On Deliverology's Claims That Graduation Rates Can Be Accelerated and the Achievement Gap Narrowed

The CSU administration, as most people know, is attempting to impose Sir Michael Barber's Deliverology upon the CSU system. Chancellor Reed and his loyal lieutenants claim that they can thereby accelerate time to degree and bridge the achievement gap with this fine British import. How they think they can accomplish those goals when they are slashing the budget for academic services, reducing class offerings, reducing admissions by forty thousand students, furloughing faculty and laying off staff and faculty, and eliminating programs such as CalWorks (designed to help parents on welfare get a college degree and get off of welfare), is beyond my feeble comprehension. But then, Deliverology perhaps can violate commonsense and pull a rabbit out of the hat. 

In a widely circulated, discussed, and reportedly influential White Paper by one of the CSU presidents in July 2009, however, author President Qayoumi stated explicitly what was reasonable to expect as a result of the budget cuts:

From "Perspectives on CSU Budget Gap," July 24, 2009 by Mohammad H. Qayoumi, President California State University, East Bay, reprinted on this blog here: "I think we can expect that average student course loads will decrease, time to degree will increase, lines (or digital queues) will get longer, and traditionally under-represented groups will be hit disproportionately harder than others."

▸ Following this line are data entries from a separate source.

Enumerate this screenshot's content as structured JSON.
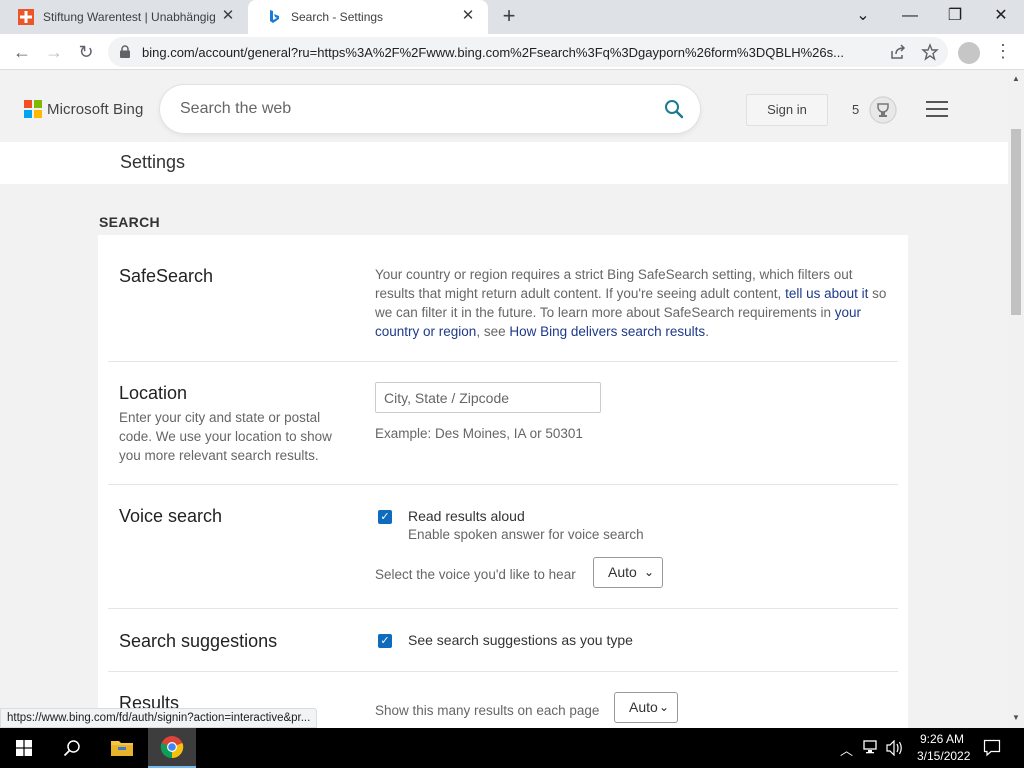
{
  "browser": {
    "tabs": [
      {
        "title": "Stiftung Warentest | Unabhängig",
        "favicon": "stiftung-warentest-icon",
        "active": false
      },
      {
        "title": "Search - Settings",
        "favicon": "bing-icon",
        "active": true
      }
    ],
    "url": "bing.com/account/general?ru=https%3A%2F%2Fwww.bing.com%2Fsearch%3Fq%3Dgayporn%26form%3DQBLH%26s...",
    "status_url": "https://www.bing.com/fd/auth/signin?action=interactive&pr..."
  },
  "header": {
    "brand": "Microsoft Bing",
    "search_placeholder": "Search the web",
    "sign_in": "Sign in",
    "rewards_count": "5"
  },
  "settings": {
    "page_title": "Settings",
    "section": "SEARCH",
    "safesearch": {
      "title": "SafeSearch",
      "text_1": "Your country or region requires a strict Bing SafeSearch setting, which filters out results that might return adult content. If you're seeing adult content, ",
      "link_1": "tell us about it",
      "text_2": " so we can filter it in the future. To learn more about SafeSearch requirements in ",
      "link_2": "your country or region",
      "text_3": ", see ",
      "link_3": "How Bing delivers search results",
      "text_4": "."
    },
    "location": {
      "title": "Location",
      "description": "Enter your city and state or postal code. We use your location to show you more relevant search results.",
      "placeholder": "City, State / Zipcode",
      "example": "Example: Des Moines, IA or 50301"
    },
    "voice": {
      "title": "Voice search",
      "checkbox_label": "Read results aloud",
      "checkbox_sub": "Enable spoken answer for voice search",
      "checked": true,
      "voice_label": "Select the voice you'd like to hear",
      "voice_value": "Auto"
    },
    "suggestions": {
      "title": "Search suggestions",
      "checkbox_label": "See search suggestions as you type",
      "checked": true
    },
    "results": {
      "title": "Results",
      "label": "Show this many results on each page",
      "value": "Auto"
    }
  },
  "taskbar": {
    "time": "9:26 AM",
    "date": "3/15/2022"
  },
  "colors": {
    "accent_blue": "#0f6cbd",
    "bing_teal": "#1a7b8f",
    "link": "#1e3a8a"
  }
}
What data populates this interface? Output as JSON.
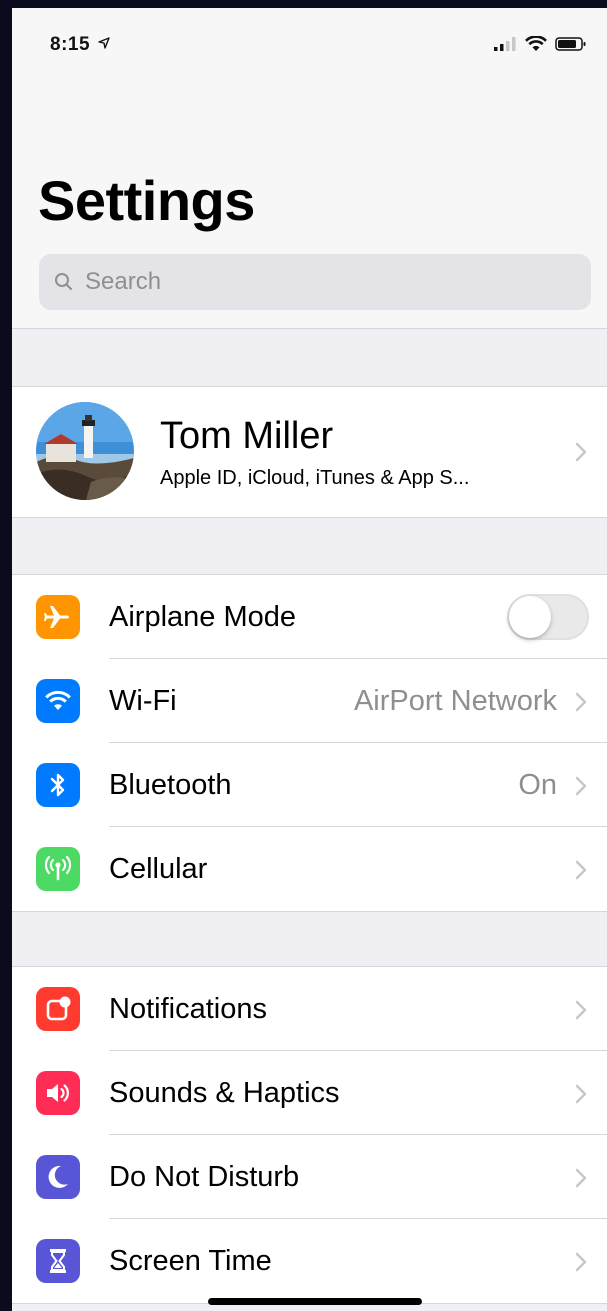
{
  "status_bar": {
    "time": "8:15",
    "location_icon": "location-arrow-icon",
    "signal_icon": "cellular-signal-icon",
    "wifi_icon": "wifi-icon",
    "battery_icon": "battery-icon"
  },
  "header": {
    "title": "Settings",
    "search_placeholder": "Search"
  },
  "profile": {
    "name": "Tom Miller",
    "subtitle": "Apple ID, iCloud, iTunes & App S..."
  },
  "group_connectivity": [
    {
      "label": "Airplane Mode",
      "icon": "airplane-icon",
      "color": "#ff9500",
      "toggle_on": false
    },
    {
      "label": "Wi-Fi",
      "icon": "wifi-icon",
      "color": "#007aff",
      "value": "AirPort Network"
    },
    {
      "label": "Bluetooth",
      "icon": "bluetooth-icon",
      "color": "#007aff",
      "value": "On"
    },
    {
      "label": "Cellular",
      "icon": "cellular-antenna-icon",
      "color": "#4cd964"
    }
  ],
  "group_notifications": [
    {
      "label": "Notifications",
      "icon": "notifications-icon",
      "color": "#ff3b30"
    },
    {
      "label": "Sounds & Haptics",
      "icon": "speaker-icon",
      "color": "#ff2d55"
    },
    {
      "label": "Do Not Disturb",
      "icon": "moon-icon",
      "color": "#5856d6"
    },
    {
      "label": "Screen Time",
      "icon": "hourglass-icon",
      "color": "#5856d6"
    }
  ]
}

The only way that Deliverology can produce the results they are claiming that it can produce - and the top CSU administrators know this - is by cutting back on what is expected from students to get their degree. This is why the administrators, for example, have been floating the idea of reducing GE requirements and number of courses required for a degree. They want to cheapen a CSU degree's value, in other words. 

You don't sensibly advocate having someone running faster when the person in question is having trouble walking in the first place. 

Deliverology is a sham. It is not a misguided program with laudable goals but poor implementation. It is a program that from its inception, from its practice in England, and from its premises, is designed not to improve performance but to tighten command and control from the top. Deliverology's imposition upon the CSU would be a disaster for this reason. It must be opposed.